JC: una delle più grandi esperienze artistiche della mia vita sono stati i dieci anni trascorsi nella band di quell’icona soul/blues di New Orleans che è Walter ‘Wolfman’ Washington. Walter mi ha insegnato molto in fatto di musica e vita; con lui, occasionalmente, si suonava One Mint Julep. Mi è sempre piaciuto improvvisare su questo pezzo e mi sono reso conto, durante le registrazioni con la band in studio, che avremmo potuto fare anche questo. Il groove che hanno inventato Cam Tyler (batterista) e Jason Langley (bassista) è proprio cazzuto e Red Young pure ci ha dato dentro bene come sapevo avrebbe fatto. L’ho suonata anche dal vivo con la mia band inglese, durante l’ultimo tour e, anche loro, su questo brano, hanno davvero spaccato;
MB: e, sul finire del cd, troviamo l’ultima sorpresa: 'Yeah Man' di Eddie Hinton.

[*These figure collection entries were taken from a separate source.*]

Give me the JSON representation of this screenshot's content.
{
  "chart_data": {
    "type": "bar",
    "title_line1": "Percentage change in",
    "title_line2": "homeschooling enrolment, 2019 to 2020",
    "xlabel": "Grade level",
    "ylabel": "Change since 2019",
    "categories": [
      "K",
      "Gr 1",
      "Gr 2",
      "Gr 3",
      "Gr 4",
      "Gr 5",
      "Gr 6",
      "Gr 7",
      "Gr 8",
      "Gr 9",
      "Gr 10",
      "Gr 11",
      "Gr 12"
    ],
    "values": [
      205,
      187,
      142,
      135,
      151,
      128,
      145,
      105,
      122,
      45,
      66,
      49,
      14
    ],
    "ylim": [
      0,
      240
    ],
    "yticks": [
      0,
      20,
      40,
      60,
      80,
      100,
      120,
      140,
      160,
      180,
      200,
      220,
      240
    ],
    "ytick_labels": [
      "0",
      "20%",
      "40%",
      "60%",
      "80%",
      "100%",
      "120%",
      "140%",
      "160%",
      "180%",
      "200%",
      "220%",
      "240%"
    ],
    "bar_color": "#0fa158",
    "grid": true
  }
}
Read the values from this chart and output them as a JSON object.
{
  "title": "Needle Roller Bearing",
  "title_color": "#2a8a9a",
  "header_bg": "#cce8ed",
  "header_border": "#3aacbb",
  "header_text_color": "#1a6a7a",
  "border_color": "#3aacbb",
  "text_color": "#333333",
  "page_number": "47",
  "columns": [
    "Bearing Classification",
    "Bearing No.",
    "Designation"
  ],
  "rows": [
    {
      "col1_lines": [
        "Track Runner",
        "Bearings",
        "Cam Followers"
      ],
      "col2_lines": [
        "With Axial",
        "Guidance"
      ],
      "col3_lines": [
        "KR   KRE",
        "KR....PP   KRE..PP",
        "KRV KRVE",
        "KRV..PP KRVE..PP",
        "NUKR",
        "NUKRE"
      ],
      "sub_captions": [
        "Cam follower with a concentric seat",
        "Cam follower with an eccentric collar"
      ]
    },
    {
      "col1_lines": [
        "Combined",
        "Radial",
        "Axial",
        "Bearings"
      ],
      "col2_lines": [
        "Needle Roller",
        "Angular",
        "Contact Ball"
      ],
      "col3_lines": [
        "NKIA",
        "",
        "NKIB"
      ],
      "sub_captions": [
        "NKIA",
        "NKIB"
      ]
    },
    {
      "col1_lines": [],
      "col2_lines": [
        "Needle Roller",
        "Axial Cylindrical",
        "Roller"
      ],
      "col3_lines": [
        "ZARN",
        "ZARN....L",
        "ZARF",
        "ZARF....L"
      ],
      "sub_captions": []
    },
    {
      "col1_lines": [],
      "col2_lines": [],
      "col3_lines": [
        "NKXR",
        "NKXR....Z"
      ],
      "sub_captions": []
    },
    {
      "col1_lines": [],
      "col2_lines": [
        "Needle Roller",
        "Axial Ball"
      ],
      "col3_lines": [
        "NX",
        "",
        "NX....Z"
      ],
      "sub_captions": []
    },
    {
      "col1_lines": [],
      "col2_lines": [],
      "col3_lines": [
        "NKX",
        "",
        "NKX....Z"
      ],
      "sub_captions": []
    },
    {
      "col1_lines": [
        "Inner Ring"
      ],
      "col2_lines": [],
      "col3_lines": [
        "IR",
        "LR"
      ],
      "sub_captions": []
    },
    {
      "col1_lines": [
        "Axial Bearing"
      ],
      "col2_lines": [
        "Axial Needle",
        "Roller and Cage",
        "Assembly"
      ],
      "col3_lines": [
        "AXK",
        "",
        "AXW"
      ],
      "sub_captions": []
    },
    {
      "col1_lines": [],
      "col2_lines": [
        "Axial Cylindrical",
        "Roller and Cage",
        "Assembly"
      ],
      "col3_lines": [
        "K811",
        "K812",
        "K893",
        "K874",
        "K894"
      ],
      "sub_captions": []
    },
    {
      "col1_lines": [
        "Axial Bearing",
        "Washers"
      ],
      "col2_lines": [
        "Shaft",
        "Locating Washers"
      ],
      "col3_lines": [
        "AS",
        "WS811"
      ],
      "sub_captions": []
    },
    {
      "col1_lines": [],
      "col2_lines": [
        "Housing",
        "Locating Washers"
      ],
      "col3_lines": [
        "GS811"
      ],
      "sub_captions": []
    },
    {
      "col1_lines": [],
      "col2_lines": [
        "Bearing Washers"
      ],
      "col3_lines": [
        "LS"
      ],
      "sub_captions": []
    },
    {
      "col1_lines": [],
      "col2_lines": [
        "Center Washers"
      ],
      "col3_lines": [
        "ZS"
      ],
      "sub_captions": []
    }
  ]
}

Eddie è stato un maestro, ma anche una figura oscura in realtà; quindi, resto sempre sorpreso quando qualcuno decide di interpretare uno dei suoi brani. Perché questa scelta?
JC: in vita mia, mi è capitata assai di rado la fortuna di incontrare qualcuno che lasciasse un’impressione durevole in me: Eddie Hinton è stato uno dei pochi a farlo.
Nei primi anni ‘80, Jimmy Thackery, allora chitarrista dei The Nighthawks, incontrò Eddie e lavorò con lui su un brano. Poi, portò Eddie a Washington e lo incoraggiò a fare un tour. In quel periodo, Eddie capitò a suonare nella mia città, Greensboro, North Carolina e, ovviamente, andai a sentirlo. Nel locale, non c’era nessuno; io ero seduto a un tavolo proprio di fronte al palco, completamente rapito da quanto stavo ascoltando. Lo vidi nuovamente, poco dopo, a Chapel Hill, North Carolina e, quella volta, dovetti andarlo a conoscere e con lui rimasi fino a tarda notte. Era un tipo davvero insolito, un’interessante combinazione di conflitto e felicità, ma era anche un piacevolissimo compagno di bevute. Andando velocemente avanti nel tempo, arriviamo al 2002. All’epoca, stavo registrando un disco con Jimmy Thackery intitolato We Got It, quasi interamente composto da canzoni di Eddie Hinton. Yeah Man è sempre stata la mia preferita tra le canzoni di Eddie e ho pensato che Soul Doctor fosse l’occasione giusta per riproporla. L‘ho un po’ cambiata, qua e là, ma sempre restando fedele allo spirito originario della canzone. Inoltre, chiudere il disco con un brano positivo, felice, una specie di brano jam, mi pareva potesse funzionare bene.